First of all, attempting to get around or get over on time will not
work, at least for us finite folk. Time rolls up behind us. Time comes
at us like a massive wave, to crash exactly on us, in every instant.
To play at beating time is a folly. That said, man is defined by his
follies.
Man will never end time. Man may invent a folly. He may pretend the
end of time is near, is coming, has arrived, is bound to happen,
unless we do x,y or z. Who knows, if time will actually end while any
people are alive to witness it. What difference would it make? You
could not discuss the event after the fact, or remember it later.
Everything would be over, finished. Without time, nothing exists. Or
to put it another way, does nothing exist outside of time?

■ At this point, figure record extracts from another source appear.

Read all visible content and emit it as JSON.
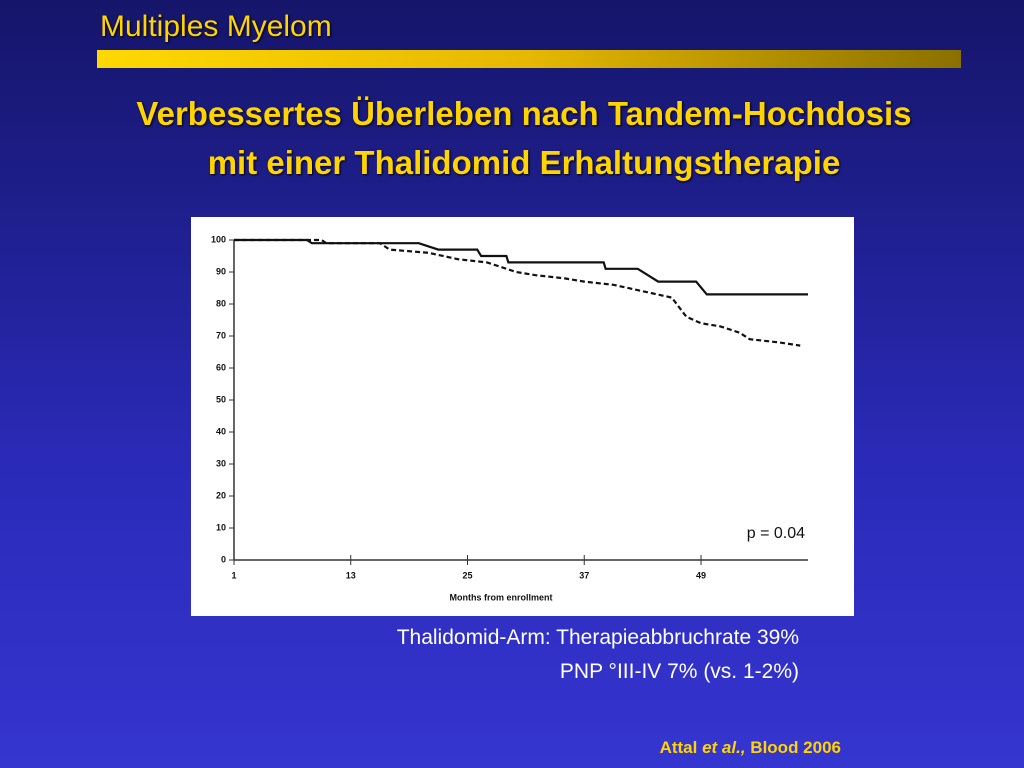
{
  "header": {
    "title": "Multiples Myelom"
  },
  "headline": [
    "Verbessertes Überleben nach Tandem-Hochdosis",
    "mit einer Thalidomid Erhaltungstherapie"
  ],
  "chart_data": {
    "type": "line",
    "x_label": "Months from enrollment",
    "annotation": "p = 0.04",
    "xlim": [
      1,
      60
    ],
    "ylim": [
      0,
      100
    ],
    "xticks": [
      1,
      13,
      25,
      37,
      49
    ],
    "yticks": [
      0,
      10,
      20,
      30,
      40,
      50,
      60,
      70,
      80,
      90,
      100
    ],
    "series": [
      {
        "color": "#111111",
        "style": "solid",
        "x": [
          1,
          8.5,
          9,
          20,
          21,
          22,
          26,
          26.4,
          29,
          29.2,
          39,
          39.2,
          42.5,
          44.6,
          48.5,
          49.6,
          60
        ],
        "values": [
          100,
          100,
          99,
          99,
          98,
          97,
          97,
          95,
          95,
          93,
          93,
          91,
          91,
          87,
          87,
          83,
          83
        ]
      },
      {
        "color": "#111111",
        "style": "dashed",
        "x": [
          1,
          10,
          10.5,
          16,
          17,
          21,
          24,
          27,
          29,
          30,
          32,
          35,
          37,
          40,
          43,
          46,
          47,
          47.5,
          49,
          51,
          53,
          54,
          57,
          59.2
        ],
        "values": [
          100,
          100,
          99,
          99,
          97,
          96,
          94,
          93,
          91,
          90,
          89,
          88,
          87,
          86,
          84,
          82,
          78,
          76,
          74,
          73,
          71,
          69,
          68,
          67
        ]
      }
    ]
  },
  "notes": [
    "Thalidomid-Arm: Therapieabbruchrate 39%",
    "PNP °III-IV 7% (vs. 1-2%)"
  ],
  "citation": {
    "author": "Attal",
    "etal": "et al.,",
    "source": "Blood 2006"
  }
}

Is timelessness a virtuous quality? When does one not have time? The
mundane fallacies involving time are plentiful. Language dances around
time all the time. What word exists outside of time? I believe that
one of the great powers vested in the God of the Bible is the power to
create man and his universe with commanding words, but this God still
is accomplishing those feats on a daily timeline. I can understand why
any analyst concerned about time might be skeptical about this
Creation story, and its particular orientation to and in time. At any
rate, this story is certainly not the only one.
Man has invented his own conceptions of time, and timelessness, and
his relativity to time or its absence. Man thinks about time and has
questions about the nature of time, of nature relative to time, of man
in nature, with respect to time, and so on. "Time" may not even be the
correct term for what we are addressing here. What exactly is time,
anyway? Show me the person capable of answering this question, in its
totality, in all its implications.
What is Greenwich Mean Time, but an invention, made normative by
usage? The arbitrary traits of GMT and all its derivatives and
contingencies are legion, compounding and subject to mechanical error
in applications. Man has gauged time by rising and setting celestial
bodies, which operate in cycles, resistant to exactitude.
Object-attached time is demonstrably problematic. Aging as a process
tells us little about time itself. We can conjecture the passing of
millions and billions of years, but what universal meaning does such a
conjecture exhibit? The unfolding of time in the domain of objects is
anything but conclusive. Such conjectures provide some measure of
practicality in certain applications, but something like carbon dating
cannot possibly exhaust all questions about all phenomena in every
quadrant of existence. Science in this aspect must be satisfied with
incremental, limited progress. At present time itself is incalculable.
Time is mysterious still. Why?
Maybe we are looking at time the wrong way. Or maybe we are looking at
ourselves relative to time incorrectly. What if we have gotten time
all wrong? That would certainly explain a lot.